Terrorists and child pornographers already have such an understanding of how
to use crypto (or how not use electronic communications at all, like Osama
staying offline most of the time -- this is also what mafia bosses do, btw)
that they will be completely unaffected. If that weren't the case, bombs would
be going off every day all over Britain, and they just don't.

The Snooper's Charter exists just to keep uppity citizens and low-rent drug
dealers under control.

------
arantius
Wouldn't Solitaire [1] be a better argument (of this vein) against banning
encryption? It's reasonably strong and doesn't even require a computer. Much
more practically memorized.

[1]
[https://www.schneier.com/solitaire.html](https://www.schneier.com/solitaire.html)

------
declan
This reminds me a little of [edge|base|corner] cases in programming. It's easy
to handle normal parameters. But if you're at or beyond the limits of expected
parameters, then what? If you ignore [edge|base|corner] cases, you run the
risk of enacting a bad law.

So if a government wishes to restrict encryption, does that mean criminalizing
only the distribution of commercial products with strong crypto? Or knowing
possession of them? How about if you distribute free software? Possess free
software? How about distributing an algorithm that's printed out? On a
t-shirt? Set to music? In a sonnet?

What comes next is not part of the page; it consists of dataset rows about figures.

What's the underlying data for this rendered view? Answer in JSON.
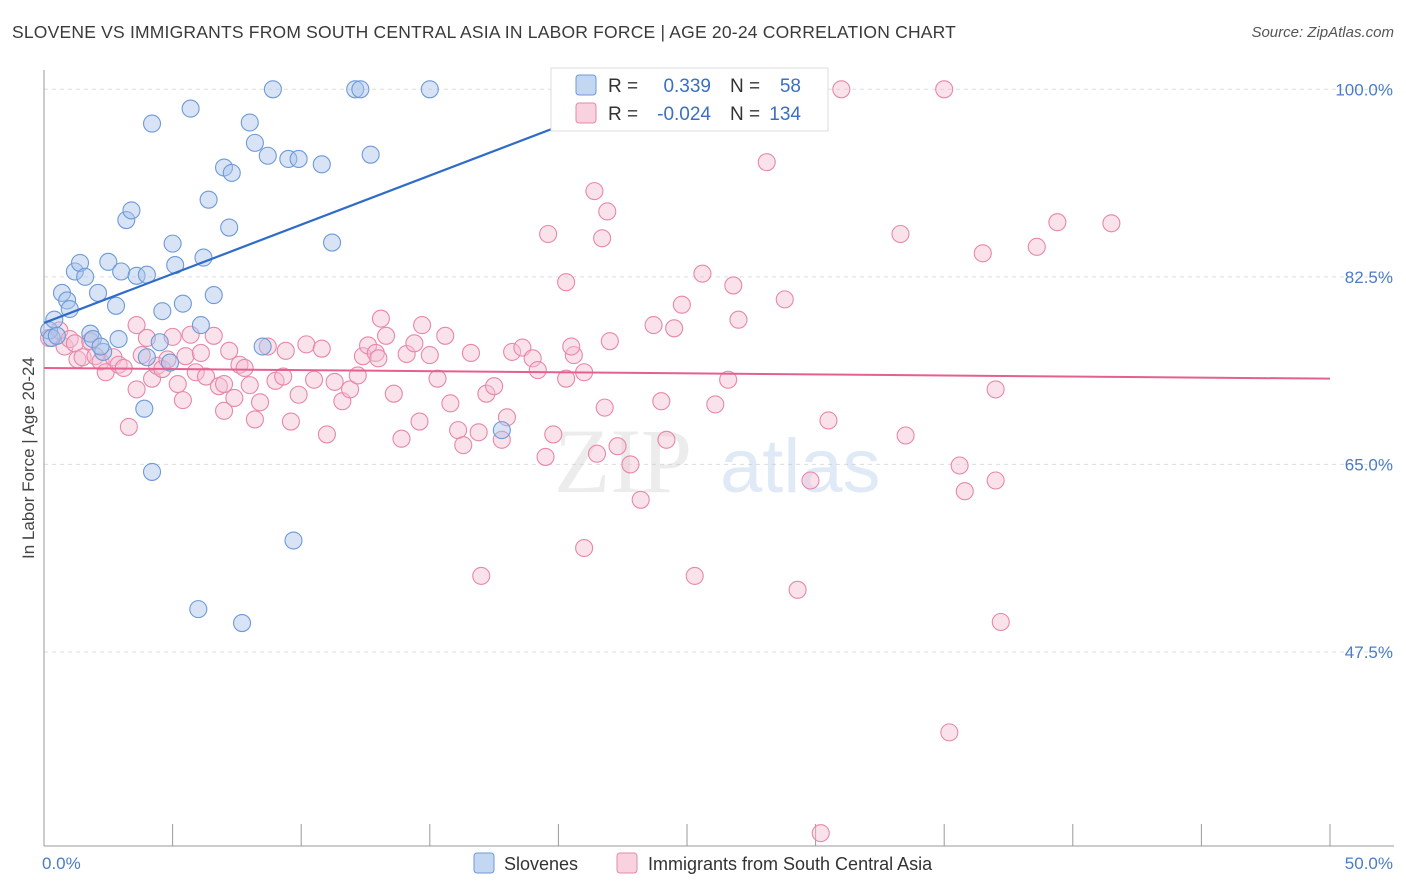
{
  "header": {
    "title": "SLOVENE VS IMMIGRANTS FROM SOUTH CENTRAL ASIA IN LABOR FORCE | AGE 20-24 CORRELATION CHART",
    "source": "Source: ZipAtlas.com"
  },
  "watermark": {
    "zip": "ZIP",
    "atlas": "atlas"
  },
  "colors": {
    "blue_fill": "#a9c4ec",
    "blue_stroke": "#6d9ad8",
    "blue_line": "#2f6bc9",
    "pink_fill": "#f5bfd2",
    "pink_stroke": "#e887a9",
    "pink_line": "#e4608f",
    "tick_label": "#4a7cc7",
    "grid": "#dddddd"
  },
  "legend": {
    "rows": [
      {
        "r_label": "R =",
        "r_value": "0.339",
        "n_label": "N =",
        "n_value": "58"
      },
      {
        "r_label": "R =",
        "r_value": "-0.024",
        "n_label": "N =",
        "n_value": "134"
      }
    ]
  },
  "chart_data": {
    "type": "scatter",
    "title": "SLOVENE VS IMMIGRANTS FROM SOUTH CENTRAL ASIA IN LABOR FORCE | AGE 20-24 CORRELATION CHART",
    "xlabel": "",
    "ylabel": "In Labor Force | Age 20-24",
    "xlim": [
      0,
      50
    ],
    "ylim": [
      29.4,
      101.8
    ],
    "x_tick_labels": [
      {
        "value": 0,
        "label": "0.0%"
      },
      {
        "value": 50,
        "label": "50.0%"
      }
    ],
    "y_tick_labels": [
      {
        "value": 100,
        "label": "100.0%"
      },
      {
        "value": 82.5,
        "label": "82.5%"
      },
      {
        "value": 65,
        "label": "65.0%"
      },
      {
        "value": 47.5,
        "label": "47.5%"
      }
    ],
    "grid": true,
    "legend_position": "top-center",
    "series": [
      {
        "name": "Slovenes",
        "r": 0.339,
        "n": 58,
        "trend": {
          "x": [
            0,
            24
          ],
          "y": [
            78.2,
            100.2
          ]
        },
        "points": [
          [
            0.2,
            77.5
          ],
          [
            0.3,
            76.8
          ],
          [
            0.4,
            78.5
          ],
          [
            0.5,
            77.0
          ],
          [
            0.7,
            81.0
          ],
          [
            0.9,
            80.3
          ],
          [
            1.0,
            79.5
          ],
          [
            1.2,
            83.0
          ],
          [
            1.4,
            83.8
          ],
          [
            1.6,
            82.5
          ],
          [
            1.8,
            77.2
          ],
          [
            1.9,
            76.7
          ],
          [
            2.1,
            81.0
          ],
          [
            2.3,
            75.5
          ],
          [
            2.5,
            83.9
          ],
          [
            2.8,
            79.8
          ],
          [
            3.0,
            83.0
          ],
          [
            3.2,
            87.8
          ],
          [
            3.4,
            88.7
          ],
          [
            3.6,
            82.6
          ],
          [
            4.0,
            82.7
          ],
          [
            4.2,
            96.8
          ],
          [
            4.5,
            76.4
          ],
          [
            4.6,
            79.3
          ],
          [
            4.9,
            74.5
          ],
          [
            5.0,
            85.6
          ],
          [
            5.1,
            83.6
          ],
          [
            5.4,
            80.0
          ],
          [
            5.7,
            98.2
          ],
          [
            6.1,
            78.0
          ],
          [
            6.2,
            84.3
          ],
          [
            6.4,
            89.7
          ],
          [
            6.6,
            80.8
          ],
          [
            7.0,
            92.7
          ],
          [
            7.2,
            87.1
          ],
          [
            7.3,
            92.2
          ],
          [
            8.0,
            96.9
          ],
          [
            8.2,
            95.0
          ],
          [
            8.5,
            76.0
          ],
          [
            8.7,
            93.8
          ],
          [
            8.9,
            100.0
          ],
          [
            9.5,
            93.5
          ],
          [
            9.9,
            93.5
          ],
          [
            10.8,
            93.0
          ],
          [
            11.2,
            85.7
          ],
          [
            12.1,
            100.0
          ],
          [
            12.3,
            100.0
          ],
          [
            12.7,
            93.9
          ],
          [
            15.0,
            100.0
          ],
          [
            17.8,
            68.2
          ],
          [
            3.9,
            70.2
          ],
          [
            4.2,
            64.3
          ],
          [
            6.0,
            51.5
          ],
          [
            7.7,
            50.2
          ],
          [
            9.7,
            57.9
          ],
          [
            4.0,
            75.0
          ],
          [
            2.9,
            76.7
          ],
          [
            2.2,
            76.0
          ]
        ]
      },
      {
        "name": "Immigrants from South Central Asia",
        "r": -0.024,
        "n": 134,
        "trend": {
          "x": [
            0,
            50
          ],
          "y": [
            74.0,
            73.0
          ]
        },
        "points": [
          [
            0.2,
            76.8
          ],
          [
            0.6,
            77.5
          ],
          [
            0.8,
            76.0
          ],
          [
            1.0,
            76.7
          ],
          [
            1.2,
            76.3
          ],
          [
            1.3,
            74.8
          ],
          [
            1.5,
            75.0
          ],
          [
            1.8,
            76.5
          ],
          [
            2.0,
            75.1
          ],
          [
            2.2,
            74.6
          ],
          [
            2.4,
            73.6
          ],
          [
            2.7,
            75.0
          ],
          [
            2.9,
            74.3
          ],
          [
            3.1,
            74.0
          ],
          [
            3.3,
            68.5
          ],
          [
            3.6,
            78.0
          ],
          [
            3.8,
            75.2
          ],
          [
            4.0,
            76.8
          ],
          [
            4.2,
            73.0
          ],
          [
            4.4,
            74.2
          ],
          [
            4.6,
            73.9
          ],
          [
            4.8,
            74.8
          ],
          [
            5.0,
            76.9
          ],
          [
            5.2,
            72.5
          ],
          [
            5.5,
            75.1
          ],
          [
            5.7,
            77.1
          ],
          [
            5.9,
            73.6
          ],
          [
            6.1,
            75.4
          ],
          [
            6.3,
            73.2
          ],
          [
            6.6,
            77.0
          ],
          [
            6.8,
            72.3
          ],
          [
            7.0,
            72.5
          ],
          [
            7.2,
            75.6
          ],
          [
            7.4,
            71.2
          ],
          [
            7.6,
            74.3
          ],
          [
            7.8,
            74.0
          ],
          [
            8.0,
            72.4
          ],
          [
            8.2,
            69.2
          ],
          [
            8.4,
            70.8
          ],
          [
            8.7,
            76.0
          ],
          [
            9.0,
            72.8
          ],
          [
            9.3,
            73.2
          ],
          [
            9.6,
            69.0
          ],
          [
            9.9,
            71.5
          ],
          [
            10.2,
            76.2
          ],
          [
            10.5,
            72.9
          ],
          [
            10.8,
            75.8
          ],
          [
            11.0,
            67.8
          ],
          [
            11.3,
            72.7
          ],
          [
            11.6,
            70.9
          ],
          [
            11.9,
            72.0
          ],
          [
            12.2,
            73.3
          ],
          [
            12.4,
            75.1
          ],
          [
            12.6,
            76.1
          ],
          [
            12.9,
            75.4
          ],
          [
            13.1,
            78.6
          ],
          [
            13.3,
            77.0
          ],
          [
            13.6,
            71.6
          ],
          [
            13.9,
            67.4
          ],
          [
            14.1,
            75.3
          ],
          [
            14.4,
            76.3
          ],
          [
            14.7,
            78.0
          ],
          [
            15.0,
            75.2
          ],
          [
            15.3,
            73.0
          ],
          [
            15.6,
            77.0
          ],
          [
            15.8,
            70.7
          ],
          [
            16.1,
            68.2
          ],
          [
            16.3,
            66.8
          ],
          [
            16.6,
            75.4
          ],
          [
            16.9,
            68.0
          ],
          [
            17.2,
            71.6
          ],
          [
            17.5,
            72.3
          ],
          [
            17.8,
            67.3
          ],
          [
            18.2,
            75.5
          ],
          [
            18.6,
            75.9
          ],
          [
            19.0,
            74.9
          ],
          [
            19.2,
            73.8
          ],
          [
            19.5,
            65.7
          ],
          [
            19.8,
            67.8
          ],
          [
            20.3,
            73.0
          ],
          [
            20.6,
            75.2
          ],
          [
            21.0,
            73.6
          ],
          [
            21.5,
            66.0
          ],
          [
            21.8,
            70.3
          ],
          [
            22.3,
            66.7
          ],
          [
            22.8,
            65.0
          ],
          [
            23.2,
            61.7
          ],
          [
            24.0,
            70.9
          ],
          [
            24.5,
            77.7
          ],
          [
            24.8,
            79.9
          ],
          [
            25.6,
            82.8
          ],
          [
            26.1,
            70.6
          ],
          [
            26.6,
            72.9
          ],
          [
            26.8,
            81.7
          ],
          [
            27.0,
            78.5
          ],
          [
            28.1,
            93.2
          ],
          [
            28.8,
            80.4
          ],
          [
            29.3,
            53.3
          ],
          [
            29.8,
            63.5
          ],
          [
            30.5,
            69.1
          ],
          [
            31.0,
            100.0
          ],
          [
            20.3,
            82.0
          ],
          [
            19.6,
            86.5
          ],
          [
            21.4,
            90.5
          ],
          [
            21.9,
            88.6
          ],
          [
            21.7,
            86.1
          ],
          [
            21.0,
            57.2
          ],
          [
            17.0,
            54.6
          ],
          [
            25.3,
            54.6
          ],
          [
            30.2,
            30.6
          ],
          [
            33.5,
            67.7
          ],
          [
            35.0,
            100.0
          ],
          [
            35.2,
            40.0
          ],
          [
            35.6,
            64.9
          ],
          [
            35.8,
            62.5
          ],
          [
            36.5,
            84.7
          ],
          [
            37.0,
            63.5
          ],
          [
            37.2,
            50.3
          ],
          [
            38.6,
            85.3
          ],
          [
            39.4,
            87.6
          ],
          [
            33.3,
            86.5
          ],
          [
            41.5,
            87.5
          ],
          [
            37.0,
            72.0
          ],
          [
            23.7,
            78.0
          ],
          [
            24.2,
            67.3
          ],
          [
            22.0,
            76.5
          ],
          [
            20.5,
            76.0
          ],
          [
            18.0,
            69.4
          ],
          [
            14.6,
            69.0
          ],
          [
            13.0,
            74.9
          ],
          [
            9.4,
            75.6
          ],
          [
            7.0,
            70.0
          ],
          [
            3.6,
            72.0
          ],
          [
            5.4,
            71.0
          ]
        ]
      }
    ]
  },
  "bottom_legend": [
    {
      "label": "Slovenes"
    },
    {
      "label": "Immigrants from South Central Asia"
    }
  ]
}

On a blackboard in a math lecture?

A crypto-ban proposal discussed in the U.S. Congress stopped short at
targeting possession, but did target "import[ing]," which presumably would
include downloading from an offshore site:

 _" It shall be unlawful for any person to manufacture for distribution,
distribute, or import encryption products intended for sale or use in the
United States..."_ [http://thomas.loc.gov/cgi-
bin/cpquery/T?&report=hr108p4&dbna...](http://thomas.loc.gov/cgi-
bin/cpquery/T?&report=hr108p4&dbname=105&)

------
distantsounds
I'm unsure why all the ranting against DOSbox - why not just run MS-DOS in a
VM? what are you gaining out of using DOSbox, aside from copy-paste support?